The end of the TIMELINE A segments was the night’s big holy crap moment. Desmond sits parked outside the school where Locke works, and sees him come out of the building in his wheelchair. Ben knocks on Desmond’s window, suspicious, and asks what he’s up to. Desmond spins a little BS about how he’s trying to pick a school for his kid, and as soon as Ben walks away, Desmond starts his car and floors it. He runs Locke down, sends him flying over his car, and then speeds away, leaving a broken, twitching, bleeding Locke on the asphalt. Ben runs over to help, yelling for someone to call an ambulance, and the end of the episode is just him repeating, “Mr. Locke… can you hear me?”
Holy crap… is there a chance John Locke isn’t dead?
Is there a chance he could still take back control of his body?
And did Desmond really have to hit him with a damn car just to wake him up?
These are important questions based on the rest of the TIMELINE B stuff we saw this week. Not a lot happens, all things considered, after Ilana blows herself up. Richard is still determined to take the fight over to Hydra Island and somehow destroy that plane, and he leaves with Miles and Ben in tow. Hurley and Jack and Sun and Frank decide instead to go directly to Locke to finally speak with him. Hurley lies at first, saying Jacob was the one who told him to go to talk to Locke, but he ends up telling Jack the truth. Jack says he knew Hurley was lying, and that he’s intentionally trying to follow instead of lead for a while, since leading only ever made him miserable and got people killed.

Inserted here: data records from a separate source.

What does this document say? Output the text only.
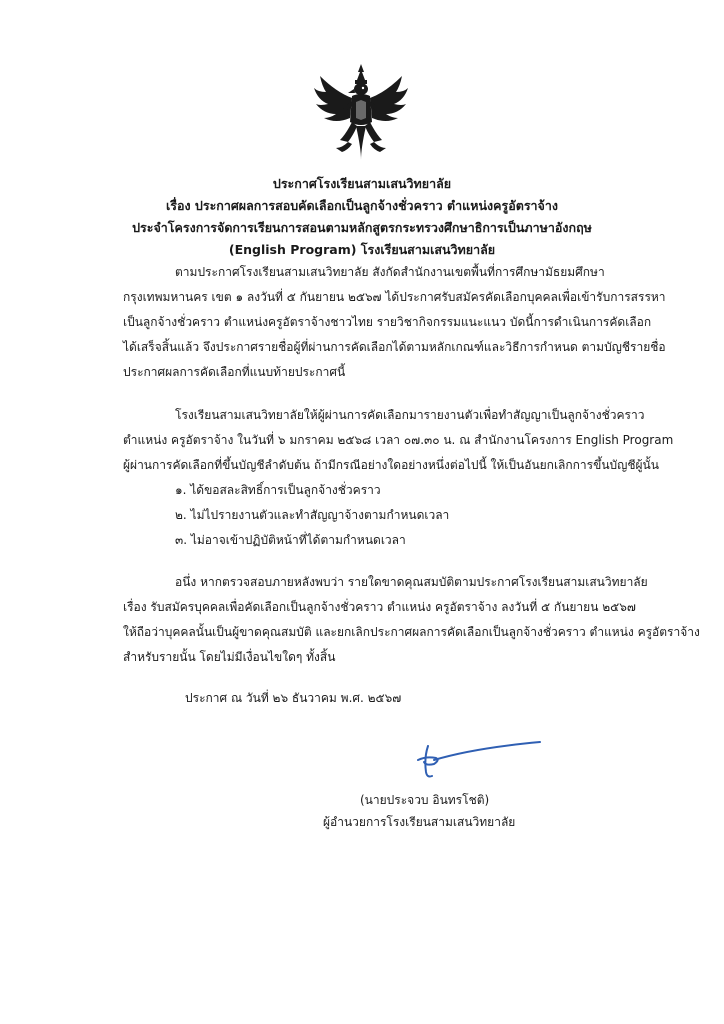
ประกาศโรงเรียนสามเสนวิทยาลัย
เรื่อง ประกาศผลการสอบคัดเลือกเป็นลูกจ้างชั่วคราว ตำแหน่งครูอัตราจ้าง
ประจำโครงการจัดการเรียนการสอนตามหลักสูตรกระทรวงศึกษาธิการเป็นภาษาอังกฤษ
(English Program) โรงเรียนสามเสนวิทยาลัย
ตามประกาศโรงเรียนสามเสนวิทยาลัย สังกัดสำนักงานเขตพื้นที่การศึกษามัธยมศึกษา
กรุงเทพมหานคร เขต ๑ ลงวันที่ ๕ กันยายน ๒๕๖๗ ได้ประกาศรับสมัครคัดเลือกบุคคลเพื่อเข้ารับการสรรหา
เป็นลูกจ้างชั่วคราว ตำแหน่งครูอัตราจ้างชาวไทย รายวิชากิจกรรมแนะแนว บัดนี้การดำเนินการคัดเลือก
ได้เสร็จสิ้นแล้ว จึงประกาศรายชื่อผู้ที่ผ่านการคัดเลือกได้ตามหลักเกณฑ์และวิธีการกำหนด ตามบัญชีรายชื่อ
ประกาศผลการคัดเลือกที่แนบท้ายประกาศนี้
โรงเรียนสามเสนวิทยาลัยให้ผู้ผ่านการคัดเลือกมารายงานตัวเพื่อทำสัญญาเป็นลูกจ้างชั่วคราว
ตำแหน่ง ครูอัตราจ้าง ในวันที่ ๖ มกราคม ๒๕๖๘ เวลา ๐๗.๓๐ น. ณ สำนักงานโครงการ English Program
ผู้ผ่านการคัดเลือกที่ขึ้นบัญชีลำดับต้น ถ้ามีกรณีอย่างใดอย่างหนึ่งต่อไปนี้ ให้เป็นอันยกเลิกการขึ้นบัญชีผู้นั้น
๑. ได้ขอสละสิทธิ์การเป็นลูกจ้างชั่วคราว
๒. ไม่ไปรายงานตัวและทำสัญญาจ้างตามกำหนดเวลา
๓. ไม่อาจเข้าปฏิบัติหน้าที่ได้ตามกำหนดเวลา
อนึ่ง หากตรวจสอบภายหลังพบว่า รายใดขาดคุณสมบัติตามประกาศโรงเรียนสามเสนวิทยาลัย
เรื่อง รับสมัครบุคคลเพื่อคัดเลือกเป็นลูกจ้างชั่วคราว ตำแหน่ง ครูอัตราจ้าง ลงวันที่ ๕ กันยายน ๒๕๖๗
ให้ถือว่าบุคคลนั้นเป็นผู้ขาดคุณสมบัติ และยกเลิกประกาศผลการคัดเลือกเป็นลูกจ้างชั่วคราว ตำแหน่ง ครูอัตราจ้าง
สำหรับรายนั้น โดยไม่มีเงื่อนไขใดๆ ทั้งสิ้น
ประกาศ ณ วันที่ ๒๖ ธันวาคม พ.ศ. ๒๕๖๗
(นายประจวบ อินทรโชติ)
ผู้อำนวยการโรงเรียนสามเสนวิทยาลัย
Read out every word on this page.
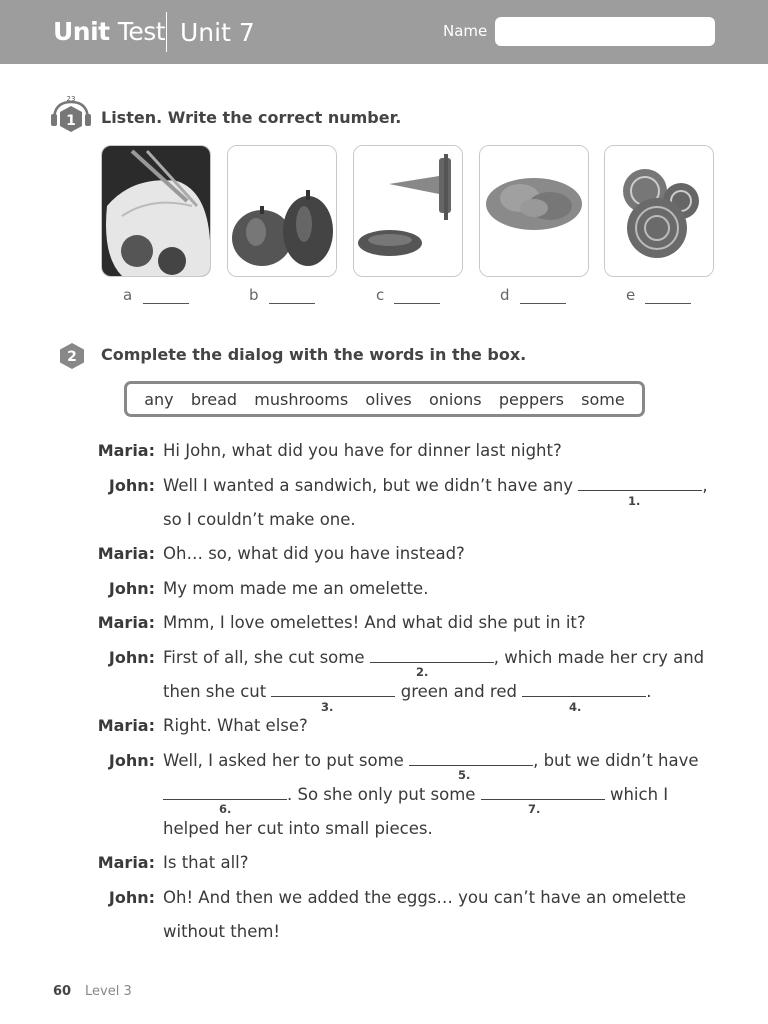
Unit Test Unit 7	Name
1
23
Listen. Write the correct number.
a	b	c	d	e
2 Complete the dialog with the words in the box.
any bread mushrooms olives onions peppers some
Maria: Hi John, what did you have for dinner last night?
John: Well I wanted a sandwich, but we didn’t have any	,
1.
so I couldn’t make one.
Maria: Oh… so, what did you have instead?
John: My mom made me an omelette.
Maria: Mmm, I love omelettes! And what did she put in it?
John: First of all, she cut some	, which made her cry and
2.
then she cut	green and red	.
3.	4.
Maria: Right. What else?
John: Well, I asked her to put some	, but we didn’t have
5.
. So she only put some	which I
6.	7.
helped her cut into small pieces.
Maria: Is that all?
John: Oh! And then we added the eggs… you can’t have an omelette
without them!
60 Level 3
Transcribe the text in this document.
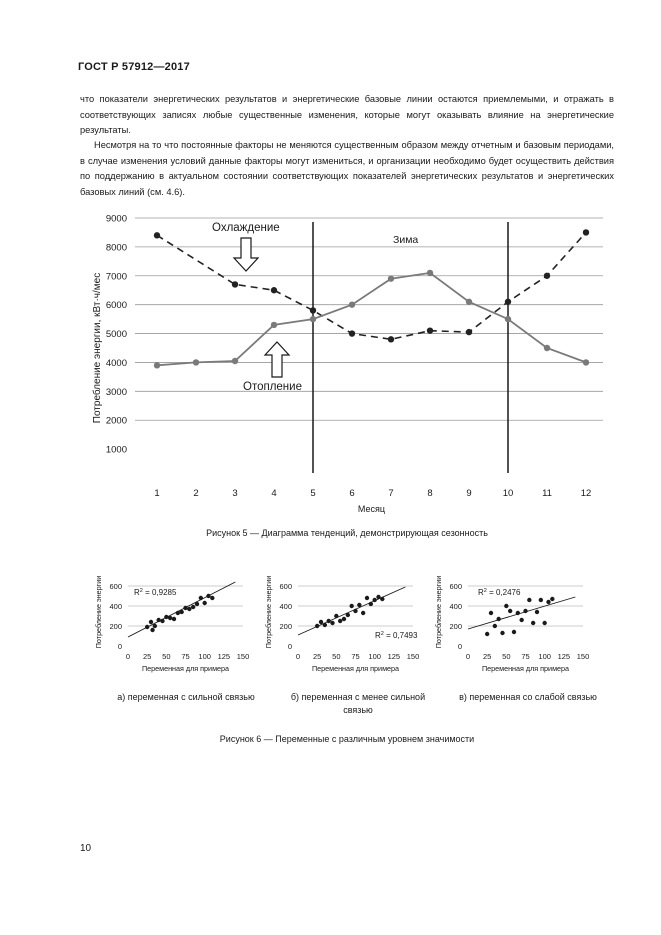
ГОСТ Р 57912—2017
что показатели энергетических результатов и энергетические базовые линии остаются приемлемыми, и отражать в соответствующих записях любые существенные изменения, которые могут оказывать влияние на энергетические результаты.
Несмотря на то что постоянные факторы не меняются существенным образом между отчетным и базовым периодами, в случае изменения условий данные факторы могут измениться, и организации необходимо будет осуществить действия по поддержанию в актуальном состоянии соответствующих показателей энергетических результатов и энергетических базовых линий (см. 4.6).
1000
2000
3000
4000
5000
6000
7000
8000
9000
1	2	3	4	5	6	7	8	9	10	11	12
Месяц
Потребление энергии, кВт·ч/мес
Охлаждение
Отопление
Зима
Рисунок 5 — Диаграмма тенденций, демонстрирующая сезонность
0
200
400
600
0 25 50 75 100 125 150
Переменная для примера
Потребление энергии	$R^2 = 0,9285$
0
200
400
600
0 25 50 75 100 125 150
Переменная для примера
Потребление энергии	$R^2 = 0,7493$
0
200
400
600
0 25 50 75 100 125 150
Переменная для примера
Потребление энергии	$R^2 = 0,2476$
а) переменная с сильной связью	б) переменная с менее сильной связью
в) переменная со слабой связью
Рисунок 6 — Переменные с различным уровнем значимости
10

At one point, the Whispers that have been part of the series since season one come out of the jungle, and Hurley walks away to deal with them privately, offering up one of the first big concrete answers of the shows. “You’re stuck on the Island, aren’t you?” Hurley asks Michael when he reappears, and that seems to be what the Whispers are… those who died on the Island and who can’t move on for some reason. Now it means I need to go back and listen to the Whispers in the early days of the show to see if that is consistent. It’s interesting, if nothing else, and gets them out of the way so larger mysteries can be addressed in the weeks ahead.
At the end of the hour, Hurley strolls into Locke’s camp and negotiates a temporary truce so they can talk. Alterna-Locke agrees, and the rest of Hurley’s group emerges from the jungle, bringing Jack face to face with this walking dead man for the first time.
I’d be positively rabid for next week’s episode even if they hadn’t used that “Willy Wonka” music in the promo. But they did, so now it’s twice as bad.
It’s pretty much all answers and all conclusion from this point forward. Has to be.
And I’ve never been more confident that they’re going to crush it at the finish line. Ever.